Beijing to monitor Uyghur's phones
Since mid-July, mobile phones must have a self-monitoring app, ostensibly to fight terrorism, but in fact to scrutinise their content. This gives Chinese police the means to check out anyone. This worries human rights organisations.
Beijing (AsiaNews/Agencies) – Since mid-July, Uyghur Muslims in Xinjiang, north-western China, have to install an application ostensibly designed to monitor terrorism but is in fact meant to monitor phone content. Anyone who refuses to install the spyware app could get ten days in prison.
Everything started on 13 July, when local authorities ordered Uyghurs to download Jing Wang (Clean Internet in Mandarin), an app that automatically detects videos, images, e-books and religious documents stored in mobile phones.

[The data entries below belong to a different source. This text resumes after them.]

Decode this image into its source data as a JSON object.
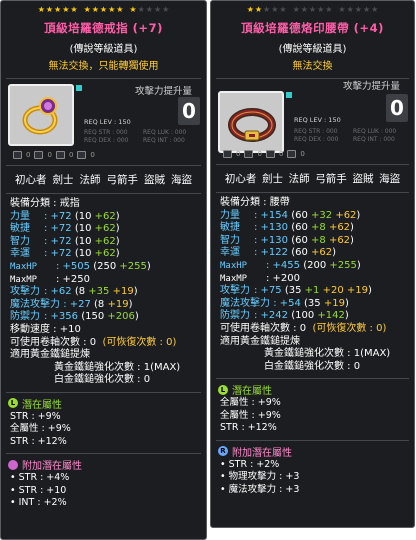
{
  "ring": {
    "stars": {
      "filled": 11,
      "total": 15
    },
    "title": "頂級培羅德戒指",
    "enhance": "(+7)",
    "subtitle": "(傳說等級道具)",
    "warning": "無法交換，只能轉獨使用",
    "attack_label": "攻擊力提升量",
    "attack_value": "0",
    "req_lev": "REQ LEV : 150",
    "req_rows": [
      "REQ STR : 000",
      "REQ LUK : 000",
      "REQ DEX : 000",
      "REQ INT : 000"
    ],
    "flags": [
      "0",
      "0",
      "0",
      "0"
    ],
    "jobs": [
      "初心者",
      "劍士",
      "法師",
      "弓箭手",
      "盜賊",
      "海盜"
    ],
    "category": "裝備分類 : 戒指",
    "stats": [
      {
        "label": "力量",
        "value": ": +72",
        "base": "(10 ",
        "bonus": "+62",
        "close": ")"
      },
      {
        "label": "敏捷",
        "value": ": +72",
        "base": "(10 ",
        "bonus": "+62",
        "close": ")"
      },
      {
        "label": "智力",
        "value": ": +72",
        "base": "(10 ",
        "bonus": "+62",
        "close": ")"
      },
      {
        "label": "幸運",
        "value": ": +72",
        "base": "(10 ",
        "bonus": "+62",
        "close": ")"
      }
    ],
    "maxhp": {
      "label": "MaxHP",
      "value": ": +505",
      "base": "(250 ",
      "bonus": "+255",
      "close": ")"
    },
    "maxmp": {
      "label": "MaxMP",
      "value": ": +250"
    },
    "atk": {
      "label": "攻擊力",
      "value": ": +62",
      "base": "(8 ",
      "bonus": "+35 ",
      "extra": "+19",
      "close": ")"
    },
    "matk": {
      "label": "魔法攻擊力",
      "value": ": +27",
      "base": "(8 ",
      "extra": "+19",
      "close": ")"
    },
    "def": {
      "label": "防禦力",
      "value": ": +356",
      "base": "(150 ",
      "bonus": "+206",
      "close": ")"
    },
    "speed": "移動速度 : +10",
    "slots": "可使用卷軸次數 : 0",
    "slots_recover": "(可恢復次數 : 0)",
    "hammer": "適用黃金鐵鎚提煉",
    "hammer_count": "黃金鐵鎚強化次數 : 1(MAX)",
    "platinum": "白金鐵鎚強化次數 : 0",
    "potential_label": "潛在屬性",
    "potential": [
      "STR : +9%",
      "全屬性 : +9%",
      "STR : +12%"
    ],
    "add_potential_label": "附加潛在屬性",
    "add_potential": [
      "• STR : +4%",
      "• STR : +10",
      "• INT : +2%"
    ]
  },
  "belt": {
    "stars": {
      "filled": 2,
      "total": 15
    },
    "title": "頂級培羅德烙印腰帶",
    "enhance": "(+4)",
    "subtitle": "(傳說等級道具)",
    "warning": "無法交換",
    "attack_label": "攻擊力提升量",
    "attack_value": "0",
    "req_lev": "REQ LEV : 150",
    "req_rows": [
      "REQ STR : 000",
      "REQ LUK : 000",
      "REQ DEX : 000",
      "REQ INT : 000"
    ],
    "flags": [
      "0",
      "0",
      "0",
      "0"
    ],
    "jobs": [
      "初心者",
      "劍士",
      "法師",
      "弓箭手",
      "盜賊",
      "海盜"
    ],
    "category": "裝備分類 : 腰帶",
    "stats": [
      {
        "label": "力量",
        "value": ": +154",
        "base": "(60 ",
        "bonus": "+32 ",
        "extra": "+62",
        "close": ")"
      },
      {
        "label": "敏捷",
        "value": ": +130",
        "base": "(60 ",
        "bonus": "+8 ",
        "extra": "+62",
        "close": ")"
      },
      {
        "label": "智力",
        "value": ": +130",
        "base": "(60 ",
        "bonus": "+8 ",
        "extra": "+62",
        "close": ")"
      },
      {
        "label": "幸運",
        "value": ": +122",
        "base": "(60 ",
        "extra": "+62",
        "close": ")"
      }
    ],
    "maxhp": {
      "label": "MaxHP",
      "value": ": +455",
      "base": "(200 ",
      "bonus": "+255",
      "close": ")"
    },
    "maxmp": {
      "label": "MaxMP",
      "value": ": +200"
    },
    "atk": {
      "label": "攻擊力",
      "value": ": +75",
      "base": "(35 ",
      "bonus": "+1 ",
      "extra": "+20 +19",
      "close": ")"
    },
    "matk": {
      "label": "魔法攻擊力",
      "value": ": +54",
      "base": "(35 ",
      "extra": "+19",
      "close": ")"
    },
    "def": {
      "label": "防禦力",
      "value": ": +242",
      "base": "(100 ",
      "bonus": "+142",
      "close": ")"
    },
    "slots": "可使用卷軸次數 : 0",
    "slots_recover": "(可恢復次數 : 0)",
    "hammer": "適用黃金鐵鎚提煉",
    "hammer_count": "黃金鐵鎚強化次數 : 1(MAX)",
    "platinum": "白金鐵鎚強化次數 : 0",
    "potential_label": "潛在屬性",
    "potential": [
      "全屬性 : +9%",
      "全屬性 : +9%",
      "STR : +12%"
    ],
    "add_potential_label": "附加潛在屬性",
    "add_potential": [
      "• STR : +2%",
      "• 物理攻擊力 : +3",
      "• 魔法攻擊力 : +3"
    ]
  },
  "colors": {
    "title": "#ff5da8",
    "stat_label": "#66ccff",
    "bonus": "#99dd33",
    "extra": "#ffcc33",
    "star_on": "#ffcc00"
  }
}
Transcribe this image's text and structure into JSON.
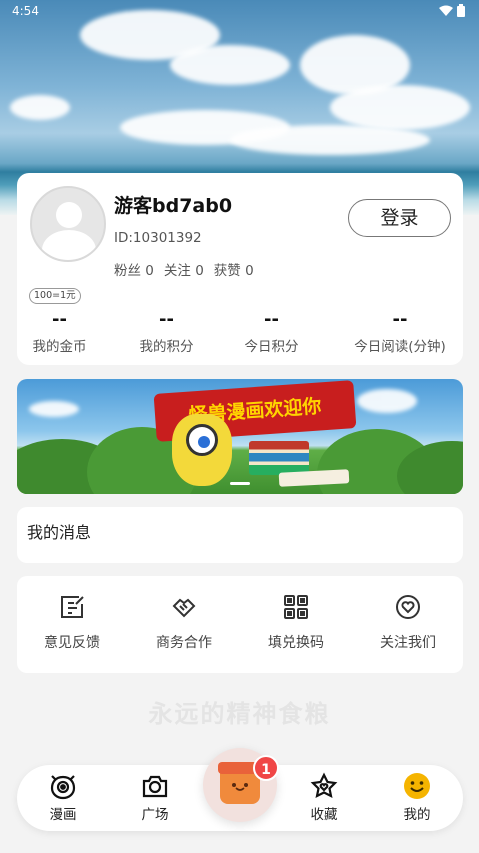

The goal is to seek out terrorist content and impose electronic self-monitoring on people. With every mobile phone thus self-monitored, Chinese police can check anyone with no one able to avoid it, a situation that concerns human rights organisations.
“The authorities have a lot of explaining to do about this software, including what it does," said Maya Wang, a senior researcher with Human Rights Watch.
“While the authorities have the responsibility to protect public safety, including by fighting terrorism, such mass collection of data from ordinary people is a form of mass surveillance and an intrusion to privacy," she added.
Indeed, it is still not clear what would happen if sensitive material was found. The latter would certainly be deleted, but what would happen to the owners of the phone?